Basic Shares Outstanding vs. Diluted Shares Outstanding

formula for outstanding shares

In the above example, if the reporting periods were each half of a year, the resulting weighted average of outstanding shares would be equal to 150,000. Thus, in revisiting the EPS calculation, $200,000 divided by the 150,000 weighted average of outstanding shares would equal $1.33 in earnings per share. Weighted average shares outstanding is used as a substitute for the number of outstanding shares in some equations while calculating important financial ratios. Their market cap might be large simply because the share price is high.

formula for outstanding shares

Basic shares outstanding represent the actual number of shares outstanding during a period. Diluted shares outstanding include “dilutive” securities that could add to the share count — including options, warrants, and convertible debt. A stock split occurs when a company increases the number of its outstanding shares without changing its overall market recording transactions cap or value.

A company’s number of shares outstanding is used to calculate many widely used financial metrics. Market capitalization — share price times number of shares outstanding — and EPS are both computed using a company’s number of outstanding shares. When a company executes a stock split, the number of outstanding shares rises. Stock splits are often initiated to lower the share price, making it more accessible to retail investors and enhancing market liquidity.

  • While outstanding shares determine a stock’s liquidity, the share float—shares available for public trading – plays a crucial role.
  • Outstanding shares are one of three classifications of the share count.
  • Stock prices change constantly, making it difficult to keep track of the cost basis of shares acquired over time.
  • A company may have 100 million shares outstanding, but if 95 million of these shares are held by insiders and institutions, the float of only five million may constrain the stock’s liquidity.
  • The float, for instance, has no bearing on market capitalization or earnings per share.

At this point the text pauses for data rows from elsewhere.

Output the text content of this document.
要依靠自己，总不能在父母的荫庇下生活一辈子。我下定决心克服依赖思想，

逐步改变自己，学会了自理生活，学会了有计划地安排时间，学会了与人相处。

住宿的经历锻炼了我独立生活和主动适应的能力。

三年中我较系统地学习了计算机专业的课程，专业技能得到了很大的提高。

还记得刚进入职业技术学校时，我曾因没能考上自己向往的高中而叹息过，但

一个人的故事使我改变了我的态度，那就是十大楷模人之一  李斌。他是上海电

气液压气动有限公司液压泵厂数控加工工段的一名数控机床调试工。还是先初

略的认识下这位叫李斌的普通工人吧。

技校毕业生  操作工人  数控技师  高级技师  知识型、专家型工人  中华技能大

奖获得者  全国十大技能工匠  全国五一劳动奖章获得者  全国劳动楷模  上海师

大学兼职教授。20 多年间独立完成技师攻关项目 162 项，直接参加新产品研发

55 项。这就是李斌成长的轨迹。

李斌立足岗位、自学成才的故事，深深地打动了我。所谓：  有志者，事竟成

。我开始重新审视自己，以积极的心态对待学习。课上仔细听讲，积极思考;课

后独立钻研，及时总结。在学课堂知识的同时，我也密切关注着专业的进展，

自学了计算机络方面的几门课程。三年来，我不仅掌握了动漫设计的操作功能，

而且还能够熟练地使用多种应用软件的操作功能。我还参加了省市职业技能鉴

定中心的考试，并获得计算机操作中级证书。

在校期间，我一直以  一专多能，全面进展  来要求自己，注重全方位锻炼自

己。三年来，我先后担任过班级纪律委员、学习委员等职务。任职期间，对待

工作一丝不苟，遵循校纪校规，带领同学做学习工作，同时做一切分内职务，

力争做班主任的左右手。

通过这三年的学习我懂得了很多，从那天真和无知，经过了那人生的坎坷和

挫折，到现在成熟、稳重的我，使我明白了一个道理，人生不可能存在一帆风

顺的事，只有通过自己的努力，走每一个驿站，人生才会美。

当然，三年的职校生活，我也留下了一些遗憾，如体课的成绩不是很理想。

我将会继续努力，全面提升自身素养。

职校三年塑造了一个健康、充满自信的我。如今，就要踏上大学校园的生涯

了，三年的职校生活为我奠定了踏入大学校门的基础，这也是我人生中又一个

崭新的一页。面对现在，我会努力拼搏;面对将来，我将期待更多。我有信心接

Related AccountingTools Courses

The first of these, unrestricted shares, is also known as “the float.” These are the shares that can be actively traded on formula for outstanding shares the open market. Company A has issued 25,800 shares, offered 2,000 shares to two partners, and retained 5,500 stocks in the treasury. Let us understand the different types of outstanding shares equation through the explanation below.

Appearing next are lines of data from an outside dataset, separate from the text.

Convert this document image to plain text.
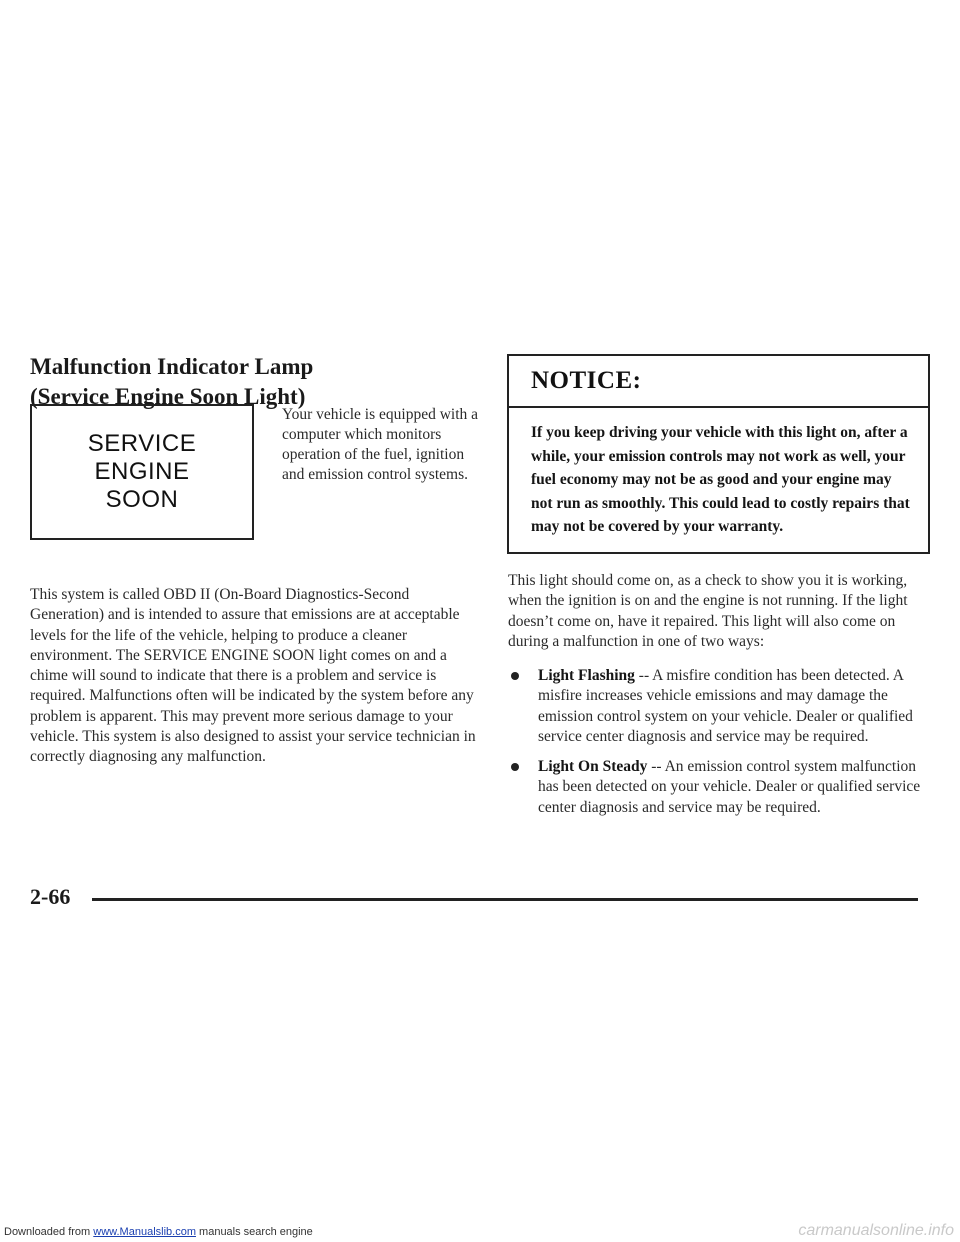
Malfunction Indicator Lamp
(Service Engine Soon Light)
SERVICE
ENGINE
SOON

Your vehicle is equipped with a computer which monitors operation of the fuel, ignition and emission control systems.

This system is called OBD II (On-Board Diagnostics-Second Generation) and is intended to assure that emissions are at acceptable levels for the life of the vehicle, helping to produce a cleaner environment. The SERVICE ENGINE SOON light comes on and a chime will sound to indicate that there is a problem and service is required. Malfunctions often will be indicated by the system before any problem is apparent. This may prevent more serious damage to your vehicle. This system is also designed to assist your service technician in correctly diagnosing any malfunction.

NOTICE:

If you keep driving your vehicle with this light on, after a while, your emission controls may not work as well, your fuel economy may not be as good and your engine may not run as smoothly. This could lead to costly repairs that may not be covered by your warranty.

This light should come on, as a check to show you it is working, when the ignition is on and the engine is not running. If the light doesn’t come on, have it repaired. This light will also come on during a malfunction in one of two ways:

Light Flashing -- A misfire condition has been detected. A misfire increases vehicle emissions and may damage the emission control system on your vehicle. Dealer or qualified service center diagnosis and service may be required.
Light On Steady -- An emission control system malfunction has been detected on your vehicle. Dealer or qualified service center diagnosis and service may be required.
2-66
Downloaded from www.Manualslib.com manuals search engine	carmanualsonline.info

  • The weighted average is used by accountants reporting a company’s financial results in accordance with GAAP (Generally Accepted Accounting Principals).
  • Get instant access to video lessons taught by experienced investment bankers.
  • Furthermore, by identifying the number of restricted shares versus the number of shares in the float, investors can gauge the level of ownership and autonomy that insiders have within the company.
  • These include a company’s market capitalization, such as market capitalization, earnings per share (EPS), and cash flow per share (CFPS).
  • Investors use outstanding shares to gauge a company’s size and compare it with peers.
  • A significant change in outstanding shares, such as through a stock buyback or issuance, can signal strategic shifts and impact investor sentiment.

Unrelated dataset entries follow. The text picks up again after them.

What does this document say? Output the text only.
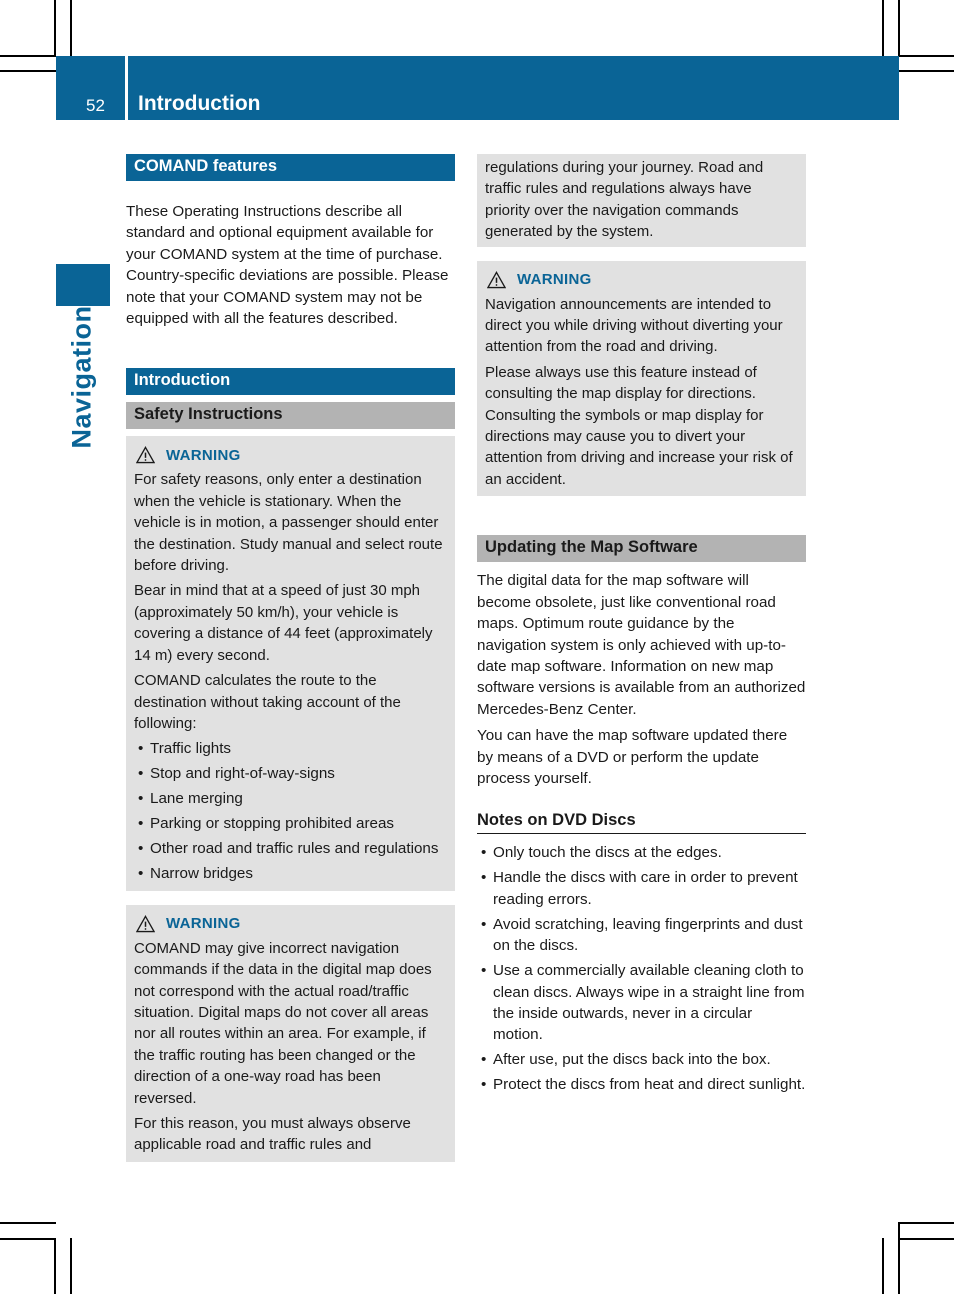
52 Introduction
Navigation
COMAND features

These Operating Instructions describe all standard and optional equipment available for your COMAND system at the time of purchase. Country-specific deviations are possible. Please note that your COMAND system may not be equipped with all the features described.

Introduction
Safety Instructions
WARNING

For safety reasons, only enter a destination when the vehicle is stationary. When the vehicle is in motion, a passenger should enter the destination. Study manual and select route before driving.

Bear in mind that at a speed of just 30 mph (approximately 50 km/h), your vehicle is covering a distance of 44 feet (approximately 14 m) every second.

COMAND calculates the route to the destination without taking account of the following:

• Traffic lights
• Stop and right-of-way-signs
• Lane merging
• Parking or stopping prohibited areas
• Other road and traffic rules and regulations
• Narrow bridges
WARNING

COMAND may give incorrect navigation commands if the data in the digital map does not correspond with the actual road/traffic situation. Digital maps do not cover all areas nor all routes within an area. For example, if the traffic routing has been changed or the direction of a one-way road has been reversed.

For this reason, you must always observe applicable road and traffic rules and

regulations during your journey. Road and traffic rules and regulations always have priority over the navigation commands generated by the system.

WARNING

Navigation announcements are intended to direct you while driving without diverting your attention from the road and driving.

Please always use this feature instead of consulting the map display for directions. Consulting the symbols or map display for directions may cause you to divert your attention from driving and increase your risk of an accident.

Updating the Map Software

The digital data for the map software will become obsolete, just like conventional road maps. Optimum route guidance by the navigation system is only achieved with up-to-date map software. Information on new map software versions is available from an authorized Mercedes-Benz Center.

You can have the map software updated there by means of a DVD or perform the update process yourself.

Notes on DVD Discs
• Only touch the discs at the edges.
• Handle the discs with care in order to prevent reading errors.
• Avoid scratching, leaving fingerprints and dust on the discs.
• Use a commercially available cleaning cloth to clean discs. Always wipe in a straight line from the inside outwards, never in a circular motion.
• After use, put the discs back into the box.
• Protect the discs from heat and direct sunlight.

How To Calculate Outstanding Shares

formula for outstanding shares

Every time one of these instruments is activated, the float and shares outstanding increase while the number of treasury stocks decreases. If all these warrants are activated, then XYZ will have to sell 100 shares from its treasury to the warrant holders. Outstanding shares represent a company’s shares that are held by investors, whether they’re individual, institutional, or insiders.